Barclays Says Sharp Yuan Devaluation Needed to Shift Psychologyby
Says might have to be as large as 25 percent to stem outflows
FX reserves may fall below `comfort levels' in 6 to 12 months
A sharp, one-off devaluation of the yuan is among options China’s central bank might consider to stem capital outflows and shift market psychology to appreciation from depreciation, according to Barclays Plc.
The risk of such a move, which Barclays says would need to be in the region of 25 percent to alter perceptions, is rising as China’s foreign-exchange reserves plunge, analysts Ajay Rajadhyaksha and Jian Chang wrote in a report. Based on the current pace of decline in those holdings, there’s a six- to 12-month window before they drop to uncomfortable levels and measures such as capital controls or monetary tightening may also have to be looked at to curb the exodus of money, they said.

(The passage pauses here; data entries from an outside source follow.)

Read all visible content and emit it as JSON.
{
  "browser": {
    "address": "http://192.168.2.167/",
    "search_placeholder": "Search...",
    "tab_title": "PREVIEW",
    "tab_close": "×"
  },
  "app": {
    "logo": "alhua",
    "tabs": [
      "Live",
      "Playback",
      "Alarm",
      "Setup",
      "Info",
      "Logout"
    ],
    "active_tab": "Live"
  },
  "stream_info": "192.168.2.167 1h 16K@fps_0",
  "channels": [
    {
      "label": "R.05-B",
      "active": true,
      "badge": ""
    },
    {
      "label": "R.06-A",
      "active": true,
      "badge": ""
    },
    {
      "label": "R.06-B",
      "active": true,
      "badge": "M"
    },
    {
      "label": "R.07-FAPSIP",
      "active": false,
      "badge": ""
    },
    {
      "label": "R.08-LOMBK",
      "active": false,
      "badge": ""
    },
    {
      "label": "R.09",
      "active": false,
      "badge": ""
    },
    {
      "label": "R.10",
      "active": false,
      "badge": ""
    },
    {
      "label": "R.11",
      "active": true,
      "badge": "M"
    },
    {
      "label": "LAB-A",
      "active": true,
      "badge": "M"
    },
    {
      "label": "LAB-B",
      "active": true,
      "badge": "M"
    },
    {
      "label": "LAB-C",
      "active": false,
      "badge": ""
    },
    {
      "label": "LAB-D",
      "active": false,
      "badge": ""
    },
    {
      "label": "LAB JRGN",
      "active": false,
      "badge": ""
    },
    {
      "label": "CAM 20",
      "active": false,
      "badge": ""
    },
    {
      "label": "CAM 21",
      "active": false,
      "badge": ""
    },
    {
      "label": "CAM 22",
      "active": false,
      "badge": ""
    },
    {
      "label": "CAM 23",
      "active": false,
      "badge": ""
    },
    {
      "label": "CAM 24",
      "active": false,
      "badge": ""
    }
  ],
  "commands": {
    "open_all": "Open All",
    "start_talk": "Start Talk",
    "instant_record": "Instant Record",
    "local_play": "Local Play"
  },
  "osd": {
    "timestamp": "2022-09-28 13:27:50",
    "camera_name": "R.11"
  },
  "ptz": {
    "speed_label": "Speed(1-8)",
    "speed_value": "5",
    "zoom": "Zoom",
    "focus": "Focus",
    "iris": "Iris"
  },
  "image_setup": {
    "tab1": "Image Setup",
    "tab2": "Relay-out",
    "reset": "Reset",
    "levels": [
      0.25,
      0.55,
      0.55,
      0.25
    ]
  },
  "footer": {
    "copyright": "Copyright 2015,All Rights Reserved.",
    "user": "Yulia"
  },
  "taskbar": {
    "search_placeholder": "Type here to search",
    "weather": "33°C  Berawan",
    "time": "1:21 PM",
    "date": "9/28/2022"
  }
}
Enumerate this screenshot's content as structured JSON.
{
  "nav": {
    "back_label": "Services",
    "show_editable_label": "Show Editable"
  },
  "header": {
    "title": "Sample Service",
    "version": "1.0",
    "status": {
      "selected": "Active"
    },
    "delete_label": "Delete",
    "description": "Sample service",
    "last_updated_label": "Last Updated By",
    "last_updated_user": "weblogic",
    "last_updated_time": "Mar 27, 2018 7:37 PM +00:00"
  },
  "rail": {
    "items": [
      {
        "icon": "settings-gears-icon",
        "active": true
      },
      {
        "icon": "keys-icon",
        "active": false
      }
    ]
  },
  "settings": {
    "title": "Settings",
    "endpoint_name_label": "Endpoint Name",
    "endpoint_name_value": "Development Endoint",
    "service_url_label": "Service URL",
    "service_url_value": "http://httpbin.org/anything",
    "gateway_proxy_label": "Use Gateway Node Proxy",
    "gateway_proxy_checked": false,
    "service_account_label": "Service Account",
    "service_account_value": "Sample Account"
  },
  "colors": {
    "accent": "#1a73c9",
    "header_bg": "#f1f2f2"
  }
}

All those options carry elements of danger. Another rapid yuan depreciation could spook investors just as concern about the state of the global economy is growing and other central banks would likely follow, countering the beneficial impact on Chinese exports, the analysts said. Strict capital controls won’t work in an export-driven economy, while a move to policy tightening could slow growth and cause credit defaults, they said.
“A devaluation of this magnitude seems impossible to ‘sell’ to the rest of the world," according to the analysts at Barclays, the London-based bank ranked the world’s third-biggest currency trader by Euromoney. “The People’s Bank of China will probably have to take more aggressive measures to stem outflows," said head of macro research Rajadhyaksha in New York and Hong Kong-based chief China economist Chang.
The yuan has dropped 2 percent since China won reserve-currency status at the International Monetary Fund at the end of November to 6.5279 a dollar as of 3:19 p.m. in Shanghai, according to China Foreign Exchange System prices. A surprise devaluation last August created financial turmoil in world markets and sparked speculation of a global currency war.
Chinese policy makers are trying to counter record outflows and prop up the yuan, while opening up the capital account and keeping borrowing costs low to revive growth in the world’s second-biggest economy. The balancing act challenges Nobel-winning economist Robert Mundell’s “impossible trinity” principle, which stipulates a country can’t maintain independent monetary policy, a fixed exchange rate and free capital borders all at the same time.
The People’s Bank of China reported a $99.47 billion drop in its foreign-exchange reserves to $3.2 trillion for last month, less than December’s record $107.9 billion decline. A safe level would be $2-$2.75 trillion, according to Barclays’s estimate using IMF standards. Societe Generale SA also said this month China will have to step up capital controls to stem the outflows.
“The only reason for a one-off devaluation is to use it as a way to stem capital flight -- in which case, it has to be a large move," the report from Barclays said. “No matter what it decides, the outcome carries significant risks for global financial markets."